The content of the INFO field can be used to filter out false positives and to gain more understanding of the structure of the variant. More info is found in the vcf file. 
Merging the vcf files
=====================
I usually merge vcf files using SVDB (https://github.com/J35P312)

svdb --merge --vcf file1.vcf file2.vcf --bnd_distance 500 --overlap 0.6 > merged.vcf

Merging of vcf files could be useful for tumor-normal analysis or for analysing a pedigree. But also to combine the output of multiple callers.

Tumor normal example
===================

run the tumor sample using a lower ratio treshold (to allow for subclonal events, and to account for low purity)

python TIDDIT.py --sv --p_ratio 0.10 --bam tumor.bam -o tumor --ref reference.fasta
grep -E "#|PASS" tumor.vcf > tumor.pass.vcf

run the normal sample

python TIDDIT.py --sv --bam normal.bam -o normal --ref reference.fasta
grep -E "#|PASS" normal.vcf > normal.pass.vcf

merge files:

svdb --merge --vcf tumor.pass.vcf normal.pass.vcf --bnd_distance 500 --overlap 0.6 > Tumor_normal.vcf

The output vcf should be filtered further and annotated (using a local-frequency database for instance)

Annotation
==========
genes may be annotated using vep or snpeff. NIRVANA may be used for annotating CNVs, and SVDB may be used as a frequency database

Algorithm
=========

Discordant pairs and split reads (supplementary alignments) are extracted and stored in the ".signals.tab" file.
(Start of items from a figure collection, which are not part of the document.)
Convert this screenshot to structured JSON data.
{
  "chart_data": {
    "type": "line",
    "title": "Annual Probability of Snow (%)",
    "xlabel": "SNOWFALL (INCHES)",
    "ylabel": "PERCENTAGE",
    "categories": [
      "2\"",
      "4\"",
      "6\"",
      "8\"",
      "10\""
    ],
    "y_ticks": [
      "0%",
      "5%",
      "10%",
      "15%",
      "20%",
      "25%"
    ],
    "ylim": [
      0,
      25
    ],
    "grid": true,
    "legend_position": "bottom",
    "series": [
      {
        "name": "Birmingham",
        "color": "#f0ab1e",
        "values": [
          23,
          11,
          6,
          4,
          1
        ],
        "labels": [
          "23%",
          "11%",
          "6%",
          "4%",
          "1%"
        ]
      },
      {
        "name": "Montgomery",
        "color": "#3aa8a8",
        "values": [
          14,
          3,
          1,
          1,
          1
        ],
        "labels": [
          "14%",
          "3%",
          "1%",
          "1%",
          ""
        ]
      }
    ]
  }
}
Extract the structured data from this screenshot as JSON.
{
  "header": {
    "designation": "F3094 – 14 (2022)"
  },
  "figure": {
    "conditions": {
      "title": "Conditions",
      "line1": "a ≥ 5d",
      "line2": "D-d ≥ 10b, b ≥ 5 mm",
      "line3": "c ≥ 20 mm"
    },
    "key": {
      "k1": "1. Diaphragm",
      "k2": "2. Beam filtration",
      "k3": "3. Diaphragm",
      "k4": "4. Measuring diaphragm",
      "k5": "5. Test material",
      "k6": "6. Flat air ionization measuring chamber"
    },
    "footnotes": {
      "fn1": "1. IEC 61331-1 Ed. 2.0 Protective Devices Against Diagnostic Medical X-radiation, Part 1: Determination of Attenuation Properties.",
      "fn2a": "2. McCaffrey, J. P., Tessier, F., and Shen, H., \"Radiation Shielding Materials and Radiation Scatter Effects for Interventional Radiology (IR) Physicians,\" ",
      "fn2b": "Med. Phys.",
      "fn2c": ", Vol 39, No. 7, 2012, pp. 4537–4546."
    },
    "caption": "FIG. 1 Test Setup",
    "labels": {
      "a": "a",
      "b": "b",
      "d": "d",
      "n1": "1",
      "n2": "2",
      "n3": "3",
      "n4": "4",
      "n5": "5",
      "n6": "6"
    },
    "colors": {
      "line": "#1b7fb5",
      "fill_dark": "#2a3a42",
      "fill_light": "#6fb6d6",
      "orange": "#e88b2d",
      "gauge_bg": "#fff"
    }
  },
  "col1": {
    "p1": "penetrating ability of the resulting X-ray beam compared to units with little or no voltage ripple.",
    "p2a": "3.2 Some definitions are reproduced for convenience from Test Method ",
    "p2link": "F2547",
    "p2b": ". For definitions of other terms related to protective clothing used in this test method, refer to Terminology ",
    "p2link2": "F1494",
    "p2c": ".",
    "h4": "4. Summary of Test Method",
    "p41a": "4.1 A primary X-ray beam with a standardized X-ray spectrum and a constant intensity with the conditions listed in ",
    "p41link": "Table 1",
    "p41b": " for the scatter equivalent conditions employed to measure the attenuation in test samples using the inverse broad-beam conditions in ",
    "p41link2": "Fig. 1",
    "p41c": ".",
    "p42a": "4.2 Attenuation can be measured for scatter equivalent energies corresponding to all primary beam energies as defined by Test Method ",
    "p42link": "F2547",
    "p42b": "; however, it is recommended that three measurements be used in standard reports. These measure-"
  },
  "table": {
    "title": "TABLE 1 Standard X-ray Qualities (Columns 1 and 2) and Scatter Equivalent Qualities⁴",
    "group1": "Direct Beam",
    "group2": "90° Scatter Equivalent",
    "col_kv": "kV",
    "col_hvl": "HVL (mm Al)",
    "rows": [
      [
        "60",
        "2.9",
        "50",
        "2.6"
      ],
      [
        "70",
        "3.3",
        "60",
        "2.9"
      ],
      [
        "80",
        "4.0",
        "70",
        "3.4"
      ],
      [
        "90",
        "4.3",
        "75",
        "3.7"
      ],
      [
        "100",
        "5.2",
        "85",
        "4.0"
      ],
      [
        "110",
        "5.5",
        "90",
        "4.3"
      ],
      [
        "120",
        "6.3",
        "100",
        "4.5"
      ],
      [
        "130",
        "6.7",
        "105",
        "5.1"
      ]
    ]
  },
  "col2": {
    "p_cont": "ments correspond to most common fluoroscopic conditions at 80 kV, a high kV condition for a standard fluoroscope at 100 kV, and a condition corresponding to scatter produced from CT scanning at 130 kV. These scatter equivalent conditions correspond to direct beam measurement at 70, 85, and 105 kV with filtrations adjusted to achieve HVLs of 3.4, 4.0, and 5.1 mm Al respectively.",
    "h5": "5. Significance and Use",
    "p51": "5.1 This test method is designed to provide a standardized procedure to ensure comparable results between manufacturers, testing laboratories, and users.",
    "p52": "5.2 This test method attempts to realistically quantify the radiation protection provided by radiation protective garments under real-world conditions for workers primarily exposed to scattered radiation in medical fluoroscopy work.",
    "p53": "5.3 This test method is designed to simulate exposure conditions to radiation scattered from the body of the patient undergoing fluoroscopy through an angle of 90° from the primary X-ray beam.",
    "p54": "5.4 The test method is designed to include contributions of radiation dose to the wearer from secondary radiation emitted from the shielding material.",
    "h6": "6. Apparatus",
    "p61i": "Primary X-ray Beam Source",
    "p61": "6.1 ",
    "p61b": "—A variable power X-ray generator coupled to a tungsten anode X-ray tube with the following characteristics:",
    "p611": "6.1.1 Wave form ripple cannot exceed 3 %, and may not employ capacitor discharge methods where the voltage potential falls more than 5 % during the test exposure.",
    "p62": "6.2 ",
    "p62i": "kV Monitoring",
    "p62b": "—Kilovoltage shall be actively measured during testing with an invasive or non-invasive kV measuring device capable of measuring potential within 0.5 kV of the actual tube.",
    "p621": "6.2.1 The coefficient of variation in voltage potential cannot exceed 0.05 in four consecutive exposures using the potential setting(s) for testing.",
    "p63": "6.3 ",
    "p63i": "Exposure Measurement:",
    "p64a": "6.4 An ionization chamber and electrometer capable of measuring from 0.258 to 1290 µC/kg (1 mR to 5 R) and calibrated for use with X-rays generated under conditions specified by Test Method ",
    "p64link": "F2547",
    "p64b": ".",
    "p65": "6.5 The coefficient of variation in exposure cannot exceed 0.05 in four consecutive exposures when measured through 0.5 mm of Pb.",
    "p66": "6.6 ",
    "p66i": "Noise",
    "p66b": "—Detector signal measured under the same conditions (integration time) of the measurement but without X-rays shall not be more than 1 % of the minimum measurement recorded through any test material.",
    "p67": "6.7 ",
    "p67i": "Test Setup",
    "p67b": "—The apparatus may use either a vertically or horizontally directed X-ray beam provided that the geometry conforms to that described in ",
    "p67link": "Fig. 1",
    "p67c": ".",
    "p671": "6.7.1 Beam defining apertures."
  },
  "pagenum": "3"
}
A discordant pair is any pair having a larger insert size than the  -i paramater, or a pair where the reads map to different chromosomes.
supplementary alignments and discordant pairs are only extracted if their mapping quality exceed the -q parameter.

The most recent version of TIDDIT uses an algorithm similar to DBSCAN: A cluster is formed if -l or more signals are located within the -e distance. Once a cluster is formed, more signals may be added if these signals are within the
-e distance of -l signals within a cluster.

A cluster is rejected if it contains less than -r plus -p signals. If the cluster is rejected, it will not be printed to the vcf file.

If the cluster is not rejected, it will be printed to file, even if it fails any quality filter. 

The sensitivity and precision may be controlled using the -q,r,p, and -l parameters. 

LICENSE
==============
All the tools distributed with this package are distributed under GNU General Public License version 3.0 (GPLv3).